Although firmly entrenched as Waterville's track coach, Wilson bounced around as a soccer coach. His stops included Lawrence High School (volunteer), Thomas College (women) and then Messalonskee in 2002. He coached the Eagles' boys soccer team from 2002-2006.

"He was my favorite," says Messalonskee senior Matt DelGiudice, a three-sport standout who played three seasons for Wilson. "I remember the day he told us he wasn't coming back. I shook his hand, gave him a big hug and told him I would miss him. There were tears shed on my part."

Demanding

Wilson freely admits he loathes losing.

"Losing bothers me on a very deep level," he says. "I put so much time and energy to help these kids that I want to see them do well."

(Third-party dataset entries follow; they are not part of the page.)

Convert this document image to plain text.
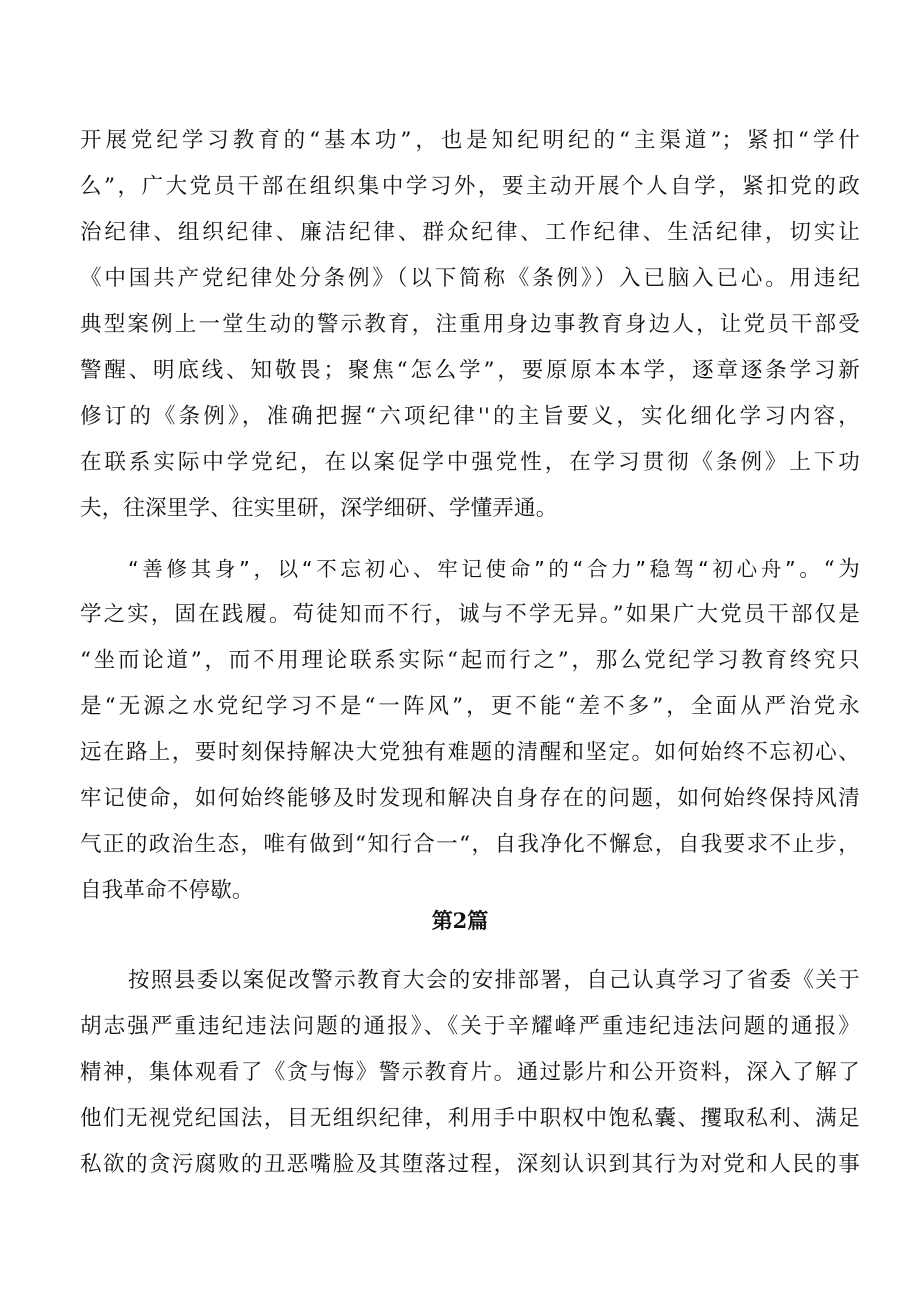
开展党纪学习教育的“基本功”，也是知纪明纪的“主渠道”；紧扣“学什
么”，广大党员干部在组织集中学习外，要主动开展个人自学，紧扣党的政
治纪律、组织纪律、廉洁纪律、群众纪律、工作纪律、生活纪律，切实让
《中国共产党纪律处分条例》（以下简称《条例》）入已脑入已心。用违纪
典型案例上一堂生动的警示教育，注重用身边事教育身边人，让党员干部受
警醒、明底线、知敬畏；聚焦“怎么学”，要原原本本学，逐章逐条学习新
修订的《条例》，准确把握“六项纪律''的主旨要义，实化细化学习内容，
在联系实际中学党纪，在以案促学中强党性，在学习贯彻《条例》上下功
夫，往深里学、往实里研，深学细研、学懂弄通。
“善修其身”，以“不忘初心、牢记使命”的“合力”稳驾“初心舟”。“为
学之实，固在践履。苟徒知而不行，诚与不学无异。”如果广大党员干部仅是
“坐而论道”，而不用理论联系实际“起而行之”，那么党纪学习教育终究只
是“无源之水党纪学习不是“一阵风”，更不能“差不多”，全面从严治党永
远在路上，要时刻保持解决大党独有难题的清醒和坚定。如何始终不忘初心、
牢记使命，如何始终能够及时发现和解决自身存在的问题，如何始终保持风清
气正的政治生态，唯有做到“知行合一“，自我净化不懈怠，自我要求不止步，
自我革命不停歇。
第2篇
按照县委以案促改警示教育大会的安排部署，自己认真学习了省委《关于
胡志强严重违纪违法问题的通报》、《关于辛耀峰严重违纪违法问题的通报》
精神，集体观看了《贪与悔》警示教育片。通过影片和公开资料，深入了解了
他们无视党纪国法，目无组织纪律，利用手中职权中饱私囊、攫取私利、满足
私欲的贪污腐败的丑恶嘴脸及其堕落过程，深刻认识到其行为对党和人民的事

Although he insists he's mellowed a bit during the last decade -- "I wouldn't have a voice left if I hadn't," he says -- Wilson expects nothing short of complete effort and preparation from his athletes.

"I have a lot of respect for him," Messalonskee track and field coach Scott Wilson (no relation) says. "He works the kids hard, real hard, but it pays off."

Says Frame: "He's not afraid to step on someone's toes if they aren't following the line of expectations. He holds them accountable."

Doug Frame's daughter, Morgan, who does a little of everything for the Waterville track team, agrees, saying there is no gray area with the coach when it comes to expectations.

"He never gives up on us," she said. "He knows we can always be something more. We work hard every day in practice because that's what it takes to win championships. You never really reach your potential as an athlete until you have Wilson as a coach."

Many Waterville athletes apparently share that view -- 75 kids came out for track and field this spring, or about 12 percent of the school's students.

"We win. People know that," Morgan Frame says. "Even though he's the hardest coach who you kind of dread, everyone wants to be coached by him, because you'll know you'll win."

"I don't know what it is," Wilson adds. "I just know that I'm doing something I was born to do."